本発明は、ポリイソシアネート硬化剤、詳しくは、含フッ素共重合体を硬化させるために、好適に用いられるポリイソシアネート硬化剤に関する。
従来より、耐候性に優れる塗料用樹脂として、フッ素樹脂が知られており、例えば、重防食トップコートや、セメント基材のトップコートなどとして、用いられている。
また、このようなフッ素樹脂を含有する塗料用樹脂に、トルエンやキシレンなどの強溶剤(強極性溶剤)が含有されていると、合成樹脂調合ペイント、塩化ゴム系塗料、ラッカー類などの塗膜であって経年変化した旧塗膜に、補修などを目的として、塗料用樹脂を直接塗装すると、縮みや膨れを生じ、あるいは、密着性が低下するという不具合を生じる場合がある。
また、このようなフッ素樹脂を含有する塗料用樹脂を、硬度および耐汚染性の向上を図るべく、ポリイソシアネート硬化剤と組み合わせて、2液硬化型塗料として用いる場合には、塗料用樹脂には、イソシアネート基と反応させるための水酸基が導入されているので、弱溶剤(弱極性溶剤)には溶解しにくく、強溶剤が含有される。しかるに、塗料用樹脂に強溶剤が含有されると、上記と同様に、旧塗膜の補修において旧塗膜を損傷させる場合がある。
そのため、弱溶剤に可溶であり、かつ、2液硬化型塗料の塗料用樹脂として用いることのできるフッ素樹脂として、例えば、フルオロオレフィンと、フルオロオレフィンと共重合可能な二重結合含有モノマーとの共重合体であり、フルオロオレフィンに基づくフッ素の含有量が10質量%以上であり、二重結合含有モノマーのうち、5〜30モル%が水酸基を含有し、10〜50モル%が炭素数3以上の分岐状アルキル基を含有する弱溶剤可溶性の含フッ素共重合体が提案されている(例えば、特許文献1参照。)。
また、ポリイソシアネート硬化剤についても、非極性溶剤に溶解し、フッ素樹脂との相溶性に優れるポリイソシアネート硬化剤として、例えば、ジイソシアネート化合物と、炭素数が10〜50のモノアルコールとを、イソシアヌレート化触媒の存在下に反応させた後、未反応のジイソシアネート化合物を除去してなる、イソシアヌレート環を有するポリイソシアネートが提案されている(例えば、特許文献2参照。)。

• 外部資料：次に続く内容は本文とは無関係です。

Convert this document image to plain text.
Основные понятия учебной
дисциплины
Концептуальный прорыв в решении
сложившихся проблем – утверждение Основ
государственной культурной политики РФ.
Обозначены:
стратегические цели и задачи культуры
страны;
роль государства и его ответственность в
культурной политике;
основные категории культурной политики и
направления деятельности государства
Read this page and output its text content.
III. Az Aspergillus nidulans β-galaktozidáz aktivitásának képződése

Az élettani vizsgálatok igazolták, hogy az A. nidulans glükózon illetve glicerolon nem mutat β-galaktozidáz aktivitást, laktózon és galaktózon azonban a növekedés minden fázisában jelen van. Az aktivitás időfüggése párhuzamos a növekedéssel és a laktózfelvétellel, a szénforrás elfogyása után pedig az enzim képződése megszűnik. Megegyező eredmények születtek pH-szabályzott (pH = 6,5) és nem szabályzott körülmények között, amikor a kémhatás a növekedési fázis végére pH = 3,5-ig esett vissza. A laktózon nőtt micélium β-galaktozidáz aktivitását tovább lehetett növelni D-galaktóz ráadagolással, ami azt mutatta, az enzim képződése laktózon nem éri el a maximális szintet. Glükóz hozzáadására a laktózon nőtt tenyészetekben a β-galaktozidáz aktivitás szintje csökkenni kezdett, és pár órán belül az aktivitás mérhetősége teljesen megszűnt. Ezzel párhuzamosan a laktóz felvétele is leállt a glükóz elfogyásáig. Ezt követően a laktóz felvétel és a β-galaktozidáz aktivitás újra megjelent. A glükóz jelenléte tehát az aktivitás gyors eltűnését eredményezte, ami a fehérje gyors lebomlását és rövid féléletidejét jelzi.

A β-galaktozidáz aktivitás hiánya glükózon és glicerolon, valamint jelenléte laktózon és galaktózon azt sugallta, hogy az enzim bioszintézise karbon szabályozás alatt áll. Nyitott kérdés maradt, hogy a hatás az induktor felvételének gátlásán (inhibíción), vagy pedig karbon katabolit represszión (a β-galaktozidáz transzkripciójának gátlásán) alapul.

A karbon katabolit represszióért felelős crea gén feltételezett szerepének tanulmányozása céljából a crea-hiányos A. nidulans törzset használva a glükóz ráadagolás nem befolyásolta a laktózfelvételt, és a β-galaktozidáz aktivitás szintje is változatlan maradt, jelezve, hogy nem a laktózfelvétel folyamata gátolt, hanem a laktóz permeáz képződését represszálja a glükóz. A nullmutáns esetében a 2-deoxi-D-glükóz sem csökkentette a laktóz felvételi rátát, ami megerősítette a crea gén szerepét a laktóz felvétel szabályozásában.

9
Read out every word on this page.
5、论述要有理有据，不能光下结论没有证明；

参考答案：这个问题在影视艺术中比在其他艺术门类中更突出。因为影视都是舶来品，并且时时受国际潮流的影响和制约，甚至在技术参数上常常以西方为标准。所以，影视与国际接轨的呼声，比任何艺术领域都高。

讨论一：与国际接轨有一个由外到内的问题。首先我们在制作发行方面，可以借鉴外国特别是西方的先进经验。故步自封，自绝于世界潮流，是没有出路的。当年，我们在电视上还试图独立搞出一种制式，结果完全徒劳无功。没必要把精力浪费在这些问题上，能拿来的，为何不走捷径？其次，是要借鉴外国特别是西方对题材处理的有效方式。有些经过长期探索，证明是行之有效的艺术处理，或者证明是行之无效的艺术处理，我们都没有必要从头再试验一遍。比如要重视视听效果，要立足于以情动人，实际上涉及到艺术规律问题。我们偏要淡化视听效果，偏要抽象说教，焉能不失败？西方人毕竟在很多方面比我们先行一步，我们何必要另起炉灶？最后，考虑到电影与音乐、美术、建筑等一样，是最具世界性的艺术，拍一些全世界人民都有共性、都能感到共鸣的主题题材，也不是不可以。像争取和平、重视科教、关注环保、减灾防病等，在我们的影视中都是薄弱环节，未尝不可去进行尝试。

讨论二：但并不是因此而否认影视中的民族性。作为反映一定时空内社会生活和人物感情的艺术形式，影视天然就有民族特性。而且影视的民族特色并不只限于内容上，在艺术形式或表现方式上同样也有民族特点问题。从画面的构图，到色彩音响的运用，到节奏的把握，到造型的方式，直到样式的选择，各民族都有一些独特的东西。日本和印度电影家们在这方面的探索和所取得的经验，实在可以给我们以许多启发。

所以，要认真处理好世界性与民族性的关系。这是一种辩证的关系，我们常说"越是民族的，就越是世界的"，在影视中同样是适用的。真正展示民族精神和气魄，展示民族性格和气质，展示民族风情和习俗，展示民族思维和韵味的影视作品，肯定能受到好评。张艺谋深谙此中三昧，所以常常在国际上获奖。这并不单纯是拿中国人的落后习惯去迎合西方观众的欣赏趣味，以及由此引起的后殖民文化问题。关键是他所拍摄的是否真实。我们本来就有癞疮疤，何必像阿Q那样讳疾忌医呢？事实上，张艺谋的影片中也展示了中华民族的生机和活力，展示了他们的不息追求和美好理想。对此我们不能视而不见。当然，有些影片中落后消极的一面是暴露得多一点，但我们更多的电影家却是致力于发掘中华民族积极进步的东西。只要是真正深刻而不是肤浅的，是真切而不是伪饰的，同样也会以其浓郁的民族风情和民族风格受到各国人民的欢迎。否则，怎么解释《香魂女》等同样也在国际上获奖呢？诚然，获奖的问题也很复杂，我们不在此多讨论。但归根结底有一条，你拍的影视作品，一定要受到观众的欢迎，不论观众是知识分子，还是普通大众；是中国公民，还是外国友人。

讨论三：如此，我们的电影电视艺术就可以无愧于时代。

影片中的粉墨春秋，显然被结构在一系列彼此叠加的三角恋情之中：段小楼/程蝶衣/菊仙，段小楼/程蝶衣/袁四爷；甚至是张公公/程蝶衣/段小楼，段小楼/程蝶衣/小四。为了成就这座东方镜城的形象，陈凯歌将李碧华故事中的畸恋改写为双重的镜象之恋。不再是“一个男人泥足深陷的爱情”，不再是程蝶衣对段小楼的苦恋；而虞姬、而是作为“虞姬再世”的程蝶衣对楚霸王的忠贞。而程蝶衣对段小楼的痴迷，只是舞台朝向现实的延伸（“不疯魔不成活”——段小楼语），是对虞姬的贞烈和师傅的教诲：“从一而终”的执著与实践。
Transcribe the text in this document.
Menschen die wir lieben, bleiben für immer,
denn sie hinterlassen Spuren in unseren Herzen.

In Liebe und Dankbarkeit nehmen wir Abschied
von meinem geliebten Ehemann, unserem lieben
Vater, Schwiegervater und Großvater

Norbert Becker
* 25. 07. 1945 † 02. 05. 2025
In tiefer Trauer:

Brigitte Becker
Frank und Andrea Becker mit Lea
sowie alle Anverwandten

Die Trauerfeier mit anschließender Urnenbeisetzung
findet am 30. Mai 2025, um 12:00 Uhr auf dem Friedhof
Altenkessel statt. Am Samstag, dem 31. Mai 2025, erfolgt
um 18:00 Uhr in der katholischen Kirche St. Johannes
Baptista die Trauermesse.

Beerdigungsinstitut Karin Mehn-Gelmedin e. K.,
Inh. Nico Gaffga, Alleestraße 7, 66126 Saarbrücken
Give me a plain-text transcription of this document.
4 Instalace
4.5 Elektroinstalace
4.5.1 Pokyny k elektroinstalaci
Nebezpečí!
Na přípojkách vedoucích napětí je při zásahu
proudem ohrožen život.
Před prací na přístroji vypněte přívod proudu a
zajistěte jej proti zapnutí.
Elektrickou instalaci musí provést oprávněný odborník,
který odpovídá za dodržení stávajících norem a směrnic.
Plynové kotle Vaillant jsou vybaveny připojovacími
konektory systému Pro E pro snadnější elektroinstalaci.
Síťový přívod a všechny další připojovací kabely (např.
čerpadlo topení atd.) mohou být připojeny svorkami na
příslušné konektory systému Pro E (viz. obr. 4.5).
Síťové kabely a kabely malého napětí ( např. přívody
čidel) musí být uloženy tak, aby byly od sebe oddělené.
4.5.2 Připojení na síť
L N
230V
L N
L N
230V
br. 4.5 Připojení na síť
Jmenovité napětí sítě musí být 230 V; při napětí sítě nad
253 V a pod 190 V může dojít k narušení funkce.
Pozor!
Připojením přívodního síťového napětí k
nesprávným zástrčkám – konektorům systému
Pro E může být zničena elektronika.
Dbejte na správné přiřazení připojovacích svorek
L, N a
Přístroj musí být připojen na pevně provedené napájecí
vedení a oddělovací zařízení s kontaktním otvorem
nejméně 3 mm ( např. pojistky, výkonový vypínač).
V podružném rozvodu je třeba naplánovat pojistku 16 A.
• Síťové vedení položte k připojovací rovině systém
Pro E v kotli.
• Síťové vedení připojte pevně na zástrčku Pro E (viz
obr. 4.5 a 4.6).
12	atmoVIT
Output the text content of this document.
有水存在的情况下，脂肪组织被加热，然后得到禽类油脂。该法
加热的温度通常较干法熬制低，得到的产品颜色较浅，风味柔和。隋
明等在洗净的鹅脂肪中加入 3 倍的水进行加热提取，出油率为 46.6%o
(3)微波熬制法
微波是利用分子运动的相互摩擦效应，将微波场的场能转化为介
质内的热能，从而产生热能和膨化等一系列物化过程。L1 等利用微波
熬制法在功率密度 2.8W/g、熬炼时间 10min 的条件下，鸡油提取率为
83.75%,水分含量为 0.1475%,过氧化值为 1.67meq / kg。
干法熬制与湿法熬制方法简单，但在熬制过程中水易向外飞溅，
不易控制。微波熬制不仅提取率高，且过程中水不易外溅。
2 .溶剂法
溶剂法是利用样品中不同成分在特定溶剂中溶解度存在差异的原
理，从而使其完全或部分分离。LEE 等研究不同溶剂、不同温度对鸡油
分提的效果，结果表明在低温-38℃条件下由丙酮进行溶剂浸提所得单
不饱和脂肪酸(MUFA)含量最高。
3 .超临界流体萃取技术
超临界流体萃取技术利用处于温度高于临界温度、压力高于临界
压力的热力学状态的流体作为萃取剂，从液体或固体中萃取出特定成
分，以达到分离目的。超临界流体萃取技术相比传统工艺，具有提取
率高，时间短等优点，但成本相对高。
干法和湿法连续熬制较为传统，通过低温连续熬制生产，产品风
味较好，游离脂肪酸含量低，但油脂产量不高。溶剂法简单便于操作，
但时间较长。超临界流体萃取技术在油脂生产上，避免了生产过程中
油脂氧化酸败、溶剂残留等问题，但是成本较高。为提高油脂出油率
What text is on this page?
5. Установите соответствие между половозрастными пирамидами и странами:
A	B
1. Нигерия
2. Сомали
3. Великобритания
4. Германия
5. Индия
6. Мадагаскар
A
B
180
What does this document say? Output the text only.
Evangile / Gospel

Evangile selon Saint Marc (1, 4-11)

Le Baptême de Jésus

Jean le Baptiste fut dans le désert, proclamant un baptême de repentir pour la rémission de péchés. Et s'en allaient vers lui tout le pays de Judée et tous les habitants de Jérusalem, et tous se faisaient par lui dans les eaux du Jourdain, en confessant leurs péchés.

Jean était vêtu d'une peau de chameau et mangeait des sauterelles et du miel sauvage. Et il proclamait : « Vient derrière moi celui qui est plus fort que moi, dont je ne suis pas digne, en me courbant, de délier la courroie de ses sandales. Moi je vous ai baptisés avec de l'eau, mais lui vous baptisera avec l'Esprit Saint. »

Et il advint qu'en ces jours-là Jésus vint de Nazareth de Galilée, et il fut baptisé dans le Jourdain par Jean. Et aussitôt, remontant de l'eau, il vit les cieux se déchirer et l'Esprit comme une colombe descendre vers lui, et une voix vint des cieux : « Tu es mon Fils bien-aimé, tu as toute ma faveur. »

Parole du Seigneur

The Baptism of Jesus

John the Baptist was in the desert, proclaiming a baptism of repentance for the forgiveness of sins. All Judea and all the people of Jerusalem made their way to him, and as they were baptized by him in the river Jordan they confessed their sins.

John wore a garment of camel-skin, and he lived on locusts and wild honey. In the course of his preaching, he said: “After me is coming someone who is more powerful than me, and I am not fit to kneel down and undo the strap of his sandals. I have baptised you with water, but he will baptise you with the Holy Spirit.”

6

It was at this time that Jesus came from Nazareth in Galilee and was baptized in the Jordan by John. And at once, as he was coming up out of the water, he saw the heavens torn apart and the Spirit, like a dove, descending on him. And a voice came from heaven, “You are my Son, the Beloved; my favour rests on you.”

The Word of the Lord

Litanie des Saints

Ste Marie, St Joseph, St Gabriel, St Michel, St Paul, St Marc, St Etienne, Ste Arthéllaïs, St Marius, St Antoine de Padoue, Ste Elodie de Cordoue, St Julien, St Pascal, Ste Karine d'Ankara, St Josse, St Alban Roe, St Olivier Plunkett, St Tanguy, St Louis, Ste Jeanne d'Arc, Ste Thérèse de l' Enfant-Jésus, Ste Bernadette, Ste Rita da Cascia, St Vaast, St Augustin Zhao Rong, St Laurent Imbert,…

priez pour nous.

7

特開2004−277716号公報 特開平2−250872号公報
しかし、特許文献1に記載の含フッ素共重合体に、特許文献2参照に記載のポリイソシアネートを組み合わせて、2液硬化型塗料として用いる場合において、含フッ素共重合体およびポリイソシアネートを弱溶剤に溶解すると、当初、一旦、完全溶解するものの、その後、弱溶剤量の増加につれて再び析出するという不具合を生じる。
本発明の目的は、弱溶剤に対する溶解性が良好であり、含フッ素共重合体を硬化させた後の塗膜物性にも優れるポリイソシアネート硬化剤を提供することにある。
上記目的を達成するために、本発明のポリイソシアネート硬化剤は、3−イソシアナトメチル−3,5,5−トリメチルシクロヘキシルイソシアネートと、ドデシルアルコールとの反応により得られ、アロファネート/イソシアヌレート組成比が、50/50〜100/0であることを特徴としている。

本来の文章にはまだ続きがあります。